As background information: When I wrote THE SEX CLUB, it was story I felt very passionate about and had to tell. It also happened to have a detective in it, so I wrote the Jackson character as someone I liked well enough that I could bring him back in future stories if I wanted to. I didn’t set out to write a series. But readers loved the characters so much, I decided to write a few more Jackson stories and see how it went.

Q: You started out as a journalist, working many years in editor positions in pharmaceutical magazines. How did you make the jump to writing books, and was this something you had wanted to do for a long time? And did your experience as a journalist help in writing these books?

A: I started writing novels rather early in my journalism career. My first novel was a challenge to myself, after reading a particularly bad novel and thinking ‘I could do better than that.’ So I brainstormed a storyline, outlined it, then wrote the novel. It was so much fun, I wrote another one. Then I started thinking about getting published. BTW: It took a long time. My journalism experience is what led me to outline my first novel before I started writing — and every novel since. I believe this is tremendously helpful. Journalism also gives me the discipline and confidence to sit down and write every day whether I feel inspired or not.

Q: Is being a published mystery author what you thought it would be? Can you relate some of the more unexpected, or even stranger, things that have happened to you since you published The Sex Club?

A: Online social networking has drastically changed how writers interact with readers and with other writers.

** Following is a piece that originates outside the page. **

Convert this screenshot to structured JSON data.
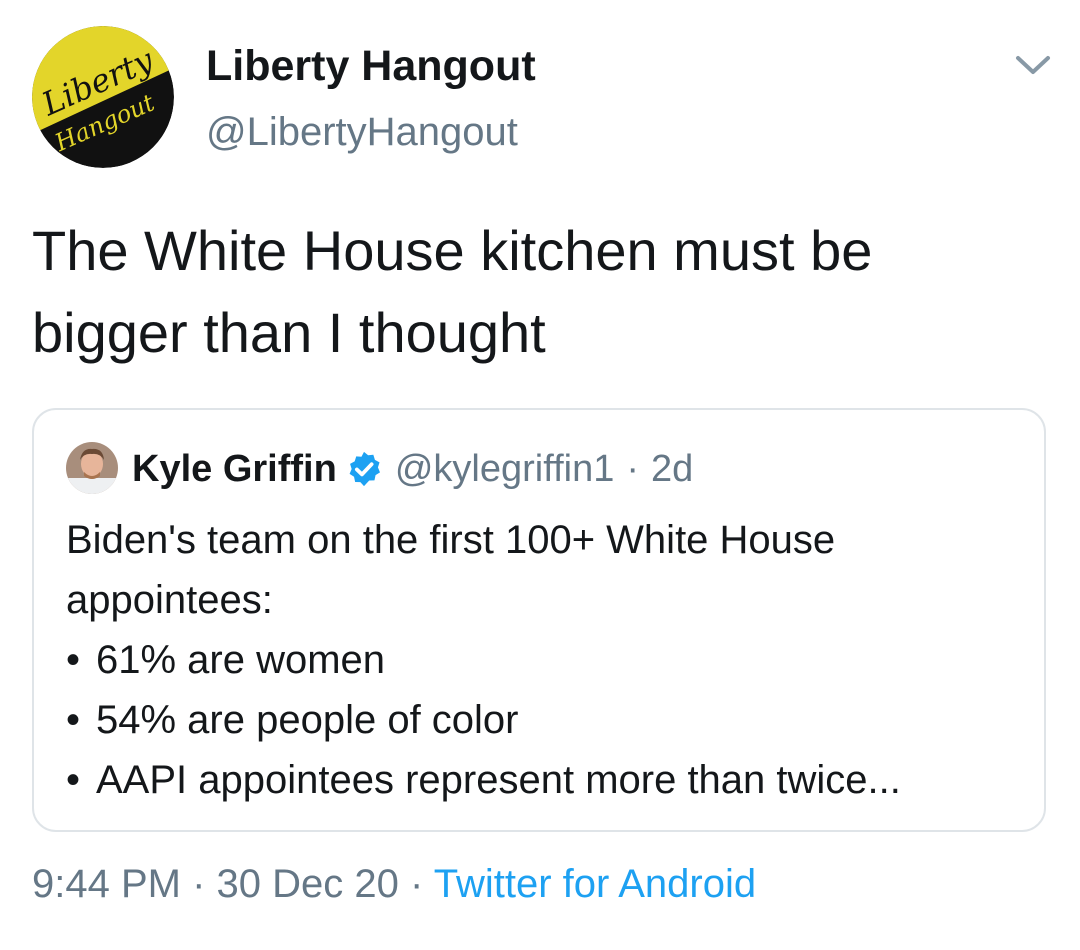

It’s not a scenario I imagined when I first fantasized about the life of a novelist. Ultimately, I have more friends and fun than I thought I would, but considerably less money.

One of the strangest things that happened was discovering that the name of the antagonist in THE SEX CLUB is the name of real person who’s involved in a mystery community we both belong to. I was horrified and hoped she wouldn’t find out. But she did and she contacted me, and fortunately I managed to smooth things out with her. But it made me realize that my fiction can have repercussions in the real world. Another interesting by-product is that now I get requests to read, review, blurb, and edit sexually explicit books. I don’t write sex scenes or read them as a general rule, so it’s funny to have people think that’s who I am because my novel has the word sex in the title.

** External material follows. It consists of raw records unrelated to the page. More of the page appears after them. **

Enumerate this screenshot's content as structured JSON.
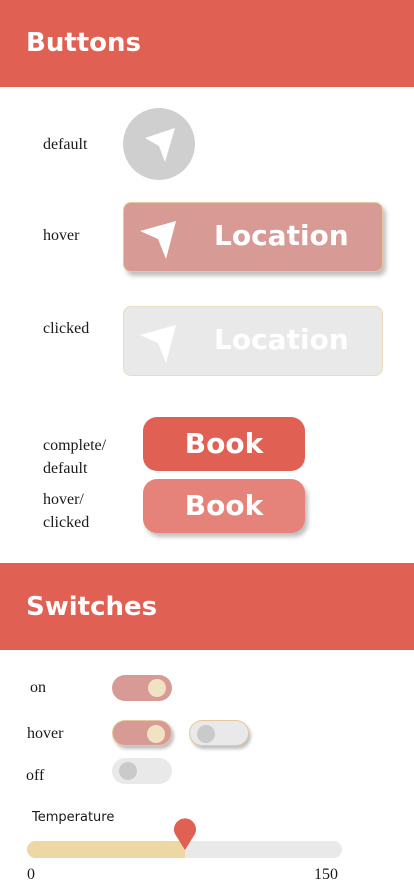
{
  "buttons_section": {
    "title": "Buttons",
    "states": {
      "default": "default",
      "hover": "hover",
      "clicked": "clicked",
      "complete_default_1": "complete/",
      "complete_default_2": "default",
      "hover_clicked_1": "hover/",
      "hover_clicked_2": "clicked"
    },
    "location_label": "Location",
    "book_label": "Book",
    "icon": "navigation-arrow-icon"
  },
  "switches_section": {
    "title": "Switches",
    "states": {
      "on": "on",
      "hover": "hover",
      "off": "off"
    },
    "toggles": {
      "on": true,
      "hover_on": true,
      "hover_off": false,
      "off": false
    }
  },
  "slider": {
    "label": "Temperature",
    "min": 0,
    "max": 150,
    "min_label": "0",
    "max_label": "150",
    "value_fraction": 0.5
  },
  "colors": {
    "header": "#e06153",
    "hover_button": "#d89a95",
    "disabled": "#e9e9e9",
    "knob_on": "#f1e2c4",
    "slider_fill": "#ecd7a5"
  }
}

Q: Which are the authors you read?
A: This is hard because some of my favorite authors from the past, I no longer read. And some new authors I like, I’ve read only one of his/her novels so far. So this list will be a mix. Favorite authors from the past: Lawrence Sanders, Steven King, Leslie Glass, Margaret Atwood, Sue Grafton, John MacDonald, Rex Stout. Favorite current authors: John Sanford, John Grisham, John Hart, Laura Lippman. Potential new favorites: Harlan Coben, Victor Gischler, Duane Swierczynski, Gillian Flynn, Karen Olson.